Vahle moved to the North Shore over a year ago.
“When I was in Dallas I was involved in so many senior events, and I’m excited to be here now and helping with this,” Vahle said.
The local said some of her experience with Alzheimer’s patients have shown her that although they might be different than who they used to be now, they all had very fulfilling lives at one point.
“There was a patient who came in one day and she had not been groomed and was having behavioral problems. She came in with a scrapbook, though, and it showed that she used to be an amazing performer. There are so many stories like that,” Vahle said.
While there is more awareness for the disease now, Vahle said there is still more that needs to be done.
“It is being accepted as a brain disease now where it used to be viewed as something very different,” Vahle said. “Back in the day you would correct a patient who was disoriented.

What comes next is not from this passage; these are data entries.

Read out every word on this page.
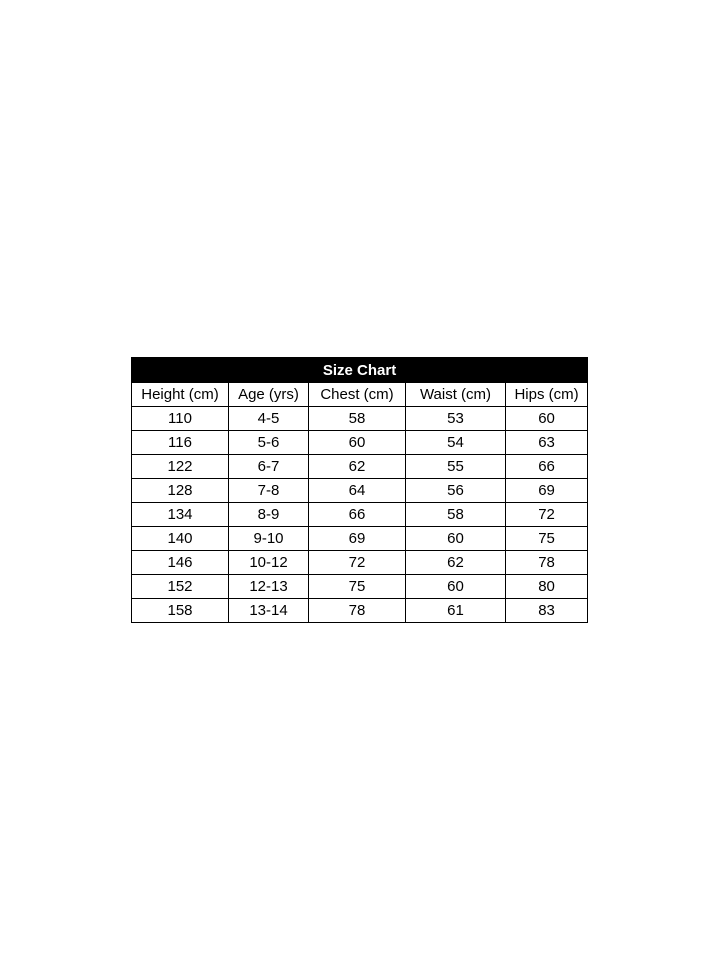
Size Chart				
Height (cm)	Age (yrs)	Chest (cm)	Waist (cm)	Hips (cm)
110	4-5	58	53	60
116	5-6	60	54	63
122	6-7	62	55	66
128	7-8	64	56	69
134	8-9	66	58	72
140	9-10	69	60	75
146	10-12	72	62	78
152	12-13	75	60	80
158	13-14	78	61	83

If they thought it was a different year, you would correct them and tell them they were wrong. But now we know to just go with them through the thought process.”
Vahle said it is vital for people to protect their brain health through getting regular exercise, eating fruits, vegetables, and doing things to keep the brain active – like taking a dance class or learning something new.
The annual walk, which will take place in Mandeville, is the number one source for generating revenue in Louisiana to provide services and resources to the community. Last year’s event generated nearly $97,000 in revenue that was spent on providing services and resources to those being affected and adding much needed staff support for education programs including the recent education series on the North Shore, New Orleans, and Lafayette as well as an office administrator.